A recovery without the euro?

A recovery without the euro?
September 21, 2012
A recovery without the euro?

■ The NIESR estimates that GDP in July and August was 0.9 per cent higher than in the second quarter.

■ The CBI says that manufacturers' order books and output expectations have both risen.

■ Official figures show that manufacturing output rose 2.3 per cent in July, to a 12 month high.

■ Purchasing managers say that service sector activity in August showed the strongest growth since March.

Against all this stands a big ugly fact - there is little sign of the euro area recovering, and history suggests a weak euro area is bad for the UK. Since the mid-90s, annual growth in UK industrial production has moved almost in lock-step with the euro area; the correlation coefficient has been 0.9 since January 1997. The only time the UK greatly out-performed the euro area was in 2009 when our output slumped slightly less than theirs.

This poses the question: can the UK recover without the euro area? There are two slivers of hope.

One is that our exports to the rest of the world are doing nicely. In the last three months, exports to non-EU countries were 12.5 per cent up on a year ago, with exports to China up a hefty 27.6 per cent.

Welcome as this is, it comes from a low base. Goods exports to the non-EU represent less than 10 per cent of GDP, and exports to China are only 0.7 per cent of GDP. Even allowing for strong multiplier effects, this is too narrow a foundation for a strong recovery.

The second possibility is that a combination of nugatory interest rates and a desire to replace old equipment might finally cause an upturn in capital spending. This might just be already starting. Official figures show that output of capital goods in the three months to July was 4.1 per cent up on a year ago, even though other areas of production fell.

Sadly, though, there are as many reasons for pessimism here as optimism. Uncertainty about the fate of the euro area (and US!) will hold back spending plans, as will the fact that so many firms are working below capacity. And Bank of England data show that companies increased their cash holdings markedly in July, suggesting they still want to hoard cash rather than invest.

What's more, the obstacles to a strong recovery aren't all overseas. There are home-grown ones too – and not just the obvious ones such as fiscal austerity, banks' reluctance to lend and the squeeze on households' real incomes holding back consumer spending.
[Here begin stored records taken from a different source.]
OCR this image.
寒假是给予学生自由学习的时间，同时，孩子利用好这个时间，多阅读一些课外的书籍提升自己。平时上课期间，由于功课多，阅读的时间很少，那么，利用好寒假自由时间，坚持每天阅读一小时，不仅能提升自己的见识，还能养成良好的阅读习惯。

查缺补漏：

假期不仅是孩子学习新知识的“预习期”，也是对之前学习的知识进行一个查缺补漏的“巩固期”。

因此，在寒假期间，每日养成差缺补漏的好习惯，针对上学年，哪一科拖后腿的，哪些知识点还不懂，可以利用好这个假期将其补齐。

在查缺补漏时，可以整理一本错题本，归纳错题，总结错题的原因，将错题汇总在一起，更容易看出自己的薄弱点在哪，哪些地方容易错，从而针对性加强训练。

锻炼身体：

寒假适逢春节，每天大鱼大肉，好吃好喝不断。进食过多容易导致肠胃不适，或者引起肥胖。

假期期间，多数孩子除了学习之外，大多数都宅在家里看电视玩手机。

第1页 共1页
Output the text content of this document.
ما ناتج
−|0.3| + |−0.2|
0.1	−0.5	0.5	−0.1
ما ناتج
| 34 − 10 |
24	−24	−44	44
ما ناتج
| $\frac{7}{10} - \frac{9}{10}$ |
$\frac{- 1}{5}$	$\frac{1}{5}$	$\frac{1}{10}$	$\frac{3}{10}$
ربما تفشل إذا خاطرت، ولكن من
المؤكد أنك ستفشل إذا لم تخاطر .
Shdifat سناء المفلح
Official figures and the latest CBI survey show that firms have increased their inventories in recent months. This could hold back production as firms work off this excess.

Now, the story here isn't all bleak. We should at least get a big rise in GDP in third quarter, partly thanks to a bounce-back from Q2’s Jubilee-induced drop. But the data we have now suggest Sir Mervyn is right about something else: "it will be a slow recovery."